Безусловно, и биография Мандельштама на тех или иных ее отрезках, и низшие уровни смысла тех или иных его текстов дают основания для различных идеологически отмеченных определений, но ни одно из них не связано отношением предикации с призванием и профессией Мандельштама – поэт. Подобная привязка всегда является результатом идеологического вмешательства интерпретатора. Начать с того, что Мандельштам практически во все периоды жизни был исключительно последователен в своей идеологической непоследовательности. За пределами эстетической сферы персональный выбор Мандельштама, при всей своей искренности, по существу второстепенен.

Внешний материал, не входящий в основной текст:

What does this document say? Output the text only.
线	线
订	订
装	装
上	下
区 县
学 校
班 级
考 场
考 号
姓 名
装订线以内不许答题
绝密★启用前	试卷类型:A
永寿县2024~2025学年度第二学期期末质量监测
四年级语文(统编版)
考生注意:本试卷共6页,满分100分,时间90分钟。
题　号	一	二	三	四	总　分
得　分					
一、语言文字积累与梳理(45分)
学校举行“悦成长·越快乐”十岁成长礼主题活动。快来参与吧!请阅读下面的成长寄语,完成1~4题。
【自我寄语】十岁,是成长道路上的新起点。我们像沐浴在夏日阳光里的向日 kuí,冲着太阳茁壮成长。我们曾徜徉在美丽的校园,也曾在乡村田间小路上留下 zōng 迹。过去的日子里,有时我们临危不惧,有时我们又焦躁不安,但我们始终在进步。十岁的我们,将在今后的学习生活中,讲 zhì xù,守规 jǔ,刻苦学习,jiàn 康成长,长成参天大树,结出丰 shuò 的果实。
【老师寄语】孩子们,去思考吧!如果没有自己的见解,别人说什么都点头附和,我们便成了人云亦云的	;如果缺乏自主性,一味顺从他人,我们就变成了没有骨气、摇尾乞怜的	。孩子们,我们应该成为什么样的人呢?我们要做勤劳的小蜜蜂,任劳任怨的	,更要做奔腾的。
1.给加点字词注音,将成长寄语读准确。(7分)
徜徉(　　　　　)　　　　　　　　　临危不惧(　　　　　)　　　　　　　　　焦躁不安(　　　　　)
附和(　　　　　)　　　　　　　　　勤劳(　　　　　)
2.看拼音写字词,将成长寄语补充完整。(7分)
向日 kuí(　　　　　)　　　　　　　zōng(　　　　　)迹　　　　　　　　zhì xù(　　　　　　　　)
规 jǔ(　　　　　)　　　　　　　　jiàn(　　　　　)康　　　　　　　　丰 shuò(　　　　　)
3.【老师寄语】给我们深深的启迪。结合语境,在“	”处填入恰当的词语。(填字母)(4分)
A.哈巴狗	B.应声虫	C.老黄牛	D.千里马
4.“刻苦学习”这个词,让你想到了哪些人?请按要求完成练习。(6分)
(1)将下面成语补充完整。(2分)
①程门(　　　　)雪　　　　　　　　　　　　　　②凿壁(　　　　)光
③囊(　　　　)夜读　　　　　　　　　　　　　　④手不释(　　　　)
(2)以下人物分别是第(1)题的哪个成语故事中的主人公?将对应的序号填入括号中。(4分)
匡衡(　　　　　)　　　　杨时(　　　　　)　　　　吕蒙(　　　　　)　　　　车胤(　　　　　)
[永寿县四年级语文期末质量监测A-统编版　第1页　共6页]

Мандельштаму по-настоящему дорог не тот или другой из взаимоисключающих вариантов, а как раз невозможность выбрать между ними, неразрешимость внутреннего конфликта[104] – то есть то, что составляет специфику трагической коллизии[105],[106]. Вероятно, этим объясняется и склонность Мандельштама к перемене убеждений на прямо противоположные[107], и свойственное ему курьезное неразличение противоположностей[108], и приоритет семантического ядра над придаваемыми ему значениями позитивности и негативности[109].